Récit - Carole Ghosn, une épouse sans concessions

carlos18

Par Simon Piel, Eric Béziat, Laure Stephan, Beyrouth, correspondance

Depuis l’arrestation de l’ex-PDG de Renault-Nissan au Japon, jusqu’à sa fuite au Liban, sa compagne s’active pour le réhabiliter. A tel point que l’influente épouse se trouve désormais dans le collimateur de la justice nippone.

Depuis l’arrivée de Carlos Ghosn à Beyrouth, le 30 décembre, lui et son épouse, Carole, guettés par les ­photographes, évitent les sorties. Mais ne s’interdisent pas de recevoir leurs amis. Lors d’un des tout premiers dîners que le couple a donné, ils étaient huit. Chaque convive n’avait qu’une question à la bouche : comment Carlos, l’ancien magnat de l’automobile, est-il parvenu à s’échapper du Japon, où il était assigné à résidence ? Mais aucun n’ose la poser. Ce serait malvenu. Alors, on parle de la famille, des enfants, et, surtout, on dit à Carlos que le vin d’Ixsir qu’il sert ce soir-là, produit, dans le nord du Liban, par les vignes dans lesquelles il a investi, est vraiment excellent.

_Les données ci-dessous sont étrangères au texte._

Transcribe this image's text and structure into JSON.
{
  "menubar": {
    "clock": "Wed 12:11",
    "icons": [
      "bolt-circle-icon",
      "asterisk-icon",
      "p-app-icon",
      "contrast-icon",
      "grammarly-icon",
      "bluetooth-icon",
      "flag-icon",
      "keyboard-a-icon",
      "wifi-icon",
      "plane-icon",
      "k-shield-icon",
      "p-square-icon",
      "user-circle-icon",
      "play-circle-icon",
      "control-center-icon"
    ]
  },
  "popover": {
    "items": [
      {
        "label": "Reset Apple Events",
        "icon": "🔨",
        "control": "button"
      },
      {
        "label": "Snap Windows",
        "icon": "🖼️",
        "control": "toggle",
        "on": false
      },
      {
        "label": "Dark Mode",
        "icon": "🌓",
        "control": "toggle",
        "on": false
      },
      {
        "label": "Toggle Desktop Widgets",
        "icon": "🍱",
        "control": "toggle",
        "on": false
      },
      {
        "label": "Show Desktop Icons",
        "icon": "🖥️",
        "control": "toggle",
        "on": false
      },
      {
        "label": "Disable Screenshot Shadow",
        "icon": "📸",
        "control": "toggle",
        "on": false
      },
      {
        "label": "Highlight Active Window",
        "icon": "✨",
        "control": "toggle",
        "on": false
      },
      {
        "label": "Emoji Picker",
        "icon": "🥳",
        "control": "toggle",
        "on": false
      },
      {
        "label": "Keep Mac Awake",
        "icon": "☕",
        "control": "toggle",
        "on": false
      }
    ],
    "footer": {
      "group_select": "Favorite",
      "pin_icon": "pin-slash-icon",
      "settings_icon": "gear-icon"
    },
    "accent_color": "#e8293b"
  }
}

Depuis les retrouvailles avec son époux, Carole Ghosn reste discrète. Certes, elle a remué ciel et terre pour son mari, au cours des mois précédents, interpellé Emmanuel Macron ou Donald Trump, multiplié les interviews, mais sans jamais rien laisser échapper d’elle. « Belle », « intelligente », « une battante », « un couple très amoureux », voilà tout juste ce que confient ceux qui la connaissent. Car l’important pour l’establishment libanais est de rester prudent, de ne ­surtout pas faire de gaffe. L’« affaire Ghosn » n’est pas finie. Et Carole est maintenant au cœur de la tourmente : la justice japonaise a émis un mandat d’arrêt contre elle mardi 7 janvier.

Née en 1966 au Liban, Carole Nahas, de son nom de jeune fille, a toujours vécu dans un milieu aisé. Sa mère appartient à une famille libanaise provenant de la grande bourgeoisie syrienne. Carole Ghosn a trois enfants de son premier mariage avec un financier, qui vit entre New York et Beyrouth. Diplômée en sciences politiques, la Libano-Américaine a passé une grande partie de sa vie aux États-Unis, évoluant dans la haute société de la diaspora libanaise. C’est « à New York, lors d’un gala de bienfaisance, qu’elle et Carlos Ghosn se rencontrent », raconte le journaliste libanais Ricardo Karam. Leur relation devient publique en 2013.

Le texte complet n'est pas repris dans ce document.